中原中也垂下眼,目光鎖定霧島羽香的表情,一副洗耳恭聽的可商量姿態。
靜默中,霧島羽香張了張嘴。
她本可以告訴助手先生,不需要什麼莫名其妙的同居計劃,她的安危不存在任何隱患。
在【二十面相】從她這裡得到答案以前,她是最安全的。
她還可以警告助手先生,不要妨礙自己的計劃。
一個與往常無異,甚至是鬆懈的行為反而是最保險的,足夠讓躲在暗處的敵人心存忌憚,變得更加小心翼翼。
理智和渴望衝撞,迫使他敗露出更多破綻。
她還可以說——
不明嫌犯畫像、兇手的側寫結論、過往的作案模式……
類似的論據數不勝數,理論上,應該足以說服助手先生,讓他恢復冷靜。
但霧島羽香張了張嘴,卻罕見地說不出一個字。
那些理由充分,無懈可擊的長篇大論在正式陳述以前,就被基於側寫的推理否決,大腦先身體一步給出了【不起作用,甚至會導致情況更糟】的結論。
……所以要怎麼做?
如果連一向無往不利的分析和側寫都不起作用,那她還能拿出什麼作為武器?
霧島羽香冷靜地思考。
另一邊,中原中也看了一眼神情沉默又迷茫的霧島羽香,收回了最後一點給大小姐爭辯的耐心,徑直拍板定論,
「那就這麼決定了。」
「霧島,我現在就陪你回宿舍收拾……」
中原中也的後半句話沒有說完。
——他被抱住了。
某個一向理直氣壯,得理不饒人,恨不得把『閒人勿擾』四個字頂在頭上的霧島羽香,第一次主動張開了雙臂,用一種小孩抱趴趴熊的姿勢,略顯笨拙地抱住了自家助手。

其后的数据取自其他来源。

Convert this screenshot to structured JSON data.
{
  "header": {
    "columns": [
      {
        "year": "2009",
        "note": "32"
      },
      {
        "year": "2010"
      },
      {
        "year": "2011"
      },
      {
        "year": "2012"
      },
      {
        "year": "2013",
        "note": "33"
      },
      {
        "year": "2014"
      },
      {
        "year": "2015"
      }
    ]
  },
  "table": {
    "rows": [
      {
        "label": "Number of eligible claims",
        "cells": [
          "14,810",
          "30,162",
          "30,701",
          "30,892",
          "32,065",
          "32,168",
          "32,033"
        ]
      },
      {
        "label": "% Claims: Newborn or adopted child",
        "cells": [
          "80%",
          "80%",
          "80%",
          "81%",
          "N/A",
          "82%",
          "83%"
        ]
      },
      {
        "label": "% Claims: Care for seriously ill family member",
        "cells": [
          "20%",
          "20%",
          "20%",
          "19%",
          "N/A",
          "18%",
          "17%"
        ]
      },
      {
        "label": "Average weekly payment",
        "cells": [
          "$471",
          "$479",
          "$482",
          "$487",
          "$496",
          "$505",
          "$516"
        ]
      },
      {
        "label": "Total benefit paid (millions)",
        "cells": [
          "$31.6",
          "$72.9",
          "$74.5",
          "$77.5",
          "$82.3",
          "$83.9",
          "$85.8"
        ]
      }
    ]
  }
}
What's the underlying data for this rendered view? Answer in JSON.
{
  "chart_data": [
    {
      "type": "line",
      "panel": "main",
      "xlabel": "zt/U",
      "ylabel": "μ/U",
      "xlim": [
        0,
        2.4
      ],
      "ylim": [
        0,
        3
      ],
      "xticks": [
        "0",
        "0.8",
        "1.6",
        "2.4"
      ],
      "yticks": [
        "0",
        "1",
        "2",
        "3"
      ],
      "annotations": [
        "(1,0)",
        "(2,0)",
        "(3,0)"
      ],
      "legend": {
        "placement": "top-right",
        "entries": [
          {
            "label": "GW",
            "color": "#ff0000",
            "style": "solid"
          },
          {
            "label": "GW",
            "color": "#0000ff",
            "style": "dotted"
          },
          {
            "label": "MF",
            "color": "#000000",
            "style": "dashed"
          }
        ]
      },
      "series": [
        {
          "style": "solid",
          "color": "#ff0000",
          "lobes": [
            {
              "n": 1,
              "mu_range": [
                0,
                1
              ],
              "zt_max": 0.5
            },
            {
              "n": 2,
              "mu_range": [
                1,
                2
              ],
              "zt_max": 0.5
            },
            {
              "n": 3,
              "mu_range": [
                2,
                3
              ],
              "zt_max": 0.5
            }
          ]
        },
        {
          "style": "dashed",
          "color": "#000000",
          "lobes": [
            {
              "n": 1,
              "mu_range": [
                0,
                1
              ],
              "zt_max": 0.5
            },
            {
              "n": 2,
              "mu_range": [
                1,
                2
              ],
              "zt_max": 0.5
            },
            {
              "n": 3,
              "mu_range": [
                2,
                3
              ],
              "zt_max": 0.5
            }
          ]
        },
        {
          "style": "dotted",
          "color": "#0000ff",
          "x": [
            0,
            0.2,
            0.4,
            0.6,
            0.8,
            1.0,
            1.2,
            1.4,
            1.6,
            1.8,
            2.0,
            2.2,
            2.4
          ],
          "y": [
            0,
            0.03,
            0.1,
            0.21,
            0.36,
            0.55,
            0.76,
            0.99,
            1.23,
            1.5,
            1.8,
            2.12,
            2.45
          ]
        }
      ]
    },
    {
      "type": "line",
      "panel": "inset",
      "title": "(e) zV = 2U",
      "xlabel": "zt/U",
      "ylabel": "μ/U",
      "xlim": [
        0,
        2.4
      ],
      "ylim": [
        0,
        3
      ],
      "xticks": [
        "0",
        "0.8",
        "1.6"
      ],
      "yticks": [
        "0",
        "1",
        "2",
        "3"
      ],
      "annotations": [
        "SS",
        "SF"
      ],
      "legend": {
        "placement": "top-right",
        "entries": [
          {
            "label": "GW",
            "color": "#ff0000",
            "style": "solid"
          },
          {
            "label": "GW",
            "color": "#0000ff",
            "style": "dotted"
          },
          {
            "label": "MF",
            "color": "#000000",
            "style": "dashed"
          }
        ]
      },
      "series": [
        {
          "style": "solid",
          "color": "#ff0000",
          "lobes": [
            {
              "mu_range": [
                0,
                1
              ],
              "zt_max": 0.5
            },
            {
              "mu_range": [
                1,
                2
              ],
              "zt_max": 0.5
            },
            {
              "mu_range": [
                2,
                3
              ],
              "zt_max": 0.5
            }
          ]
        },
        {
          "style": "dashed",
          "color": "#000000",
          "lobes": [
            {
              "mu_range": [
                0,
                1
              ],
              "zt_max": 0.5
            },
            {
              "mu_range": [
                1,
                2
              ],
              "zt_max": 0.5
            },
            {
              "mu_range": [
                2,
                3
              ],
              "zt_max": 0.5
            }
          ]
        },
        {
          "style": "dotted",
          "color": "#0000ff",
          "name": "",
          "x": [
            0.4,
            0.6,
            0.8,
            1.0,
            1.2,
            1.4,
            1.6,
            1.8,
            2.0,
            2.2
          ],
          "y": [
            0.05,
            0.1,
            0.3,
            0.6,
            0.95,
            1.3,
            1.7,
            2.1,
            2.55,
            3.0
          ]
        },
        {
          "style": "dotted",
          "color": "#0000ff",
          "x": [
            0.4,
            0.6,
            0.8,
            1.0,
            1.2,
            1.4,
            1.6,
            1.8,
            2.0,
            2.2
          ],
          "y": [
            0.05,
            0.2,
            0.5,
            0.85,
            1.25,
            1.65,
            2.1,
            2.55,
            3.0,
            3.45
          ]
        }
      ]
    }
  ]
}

霧島羽香收攏手臂,指尖搭在中原中也的背上,隔著一層冰涼的布料,都能清晰地感覺到底下驟然繃緊的肌肉。
黑髮少女的指腹觸在那一層布料上,莫名產生了一種奇怪的即視感——
她正在擁抱一個熾熱的雕像火山。
冷硬卻滾燙,內里積壓著高溫的岩漿,再稍稍一戳就會爆.炸。
「你——」
足足三秒後,中原中也才找回了自己的聲音,嗓音緊繃地問道,
「你在做什麼?」
「如你所見,中原中也,我在擁抱你。」
霧島羽香面不改色地說明,一點也不覺得自己的行為有哪裡不對。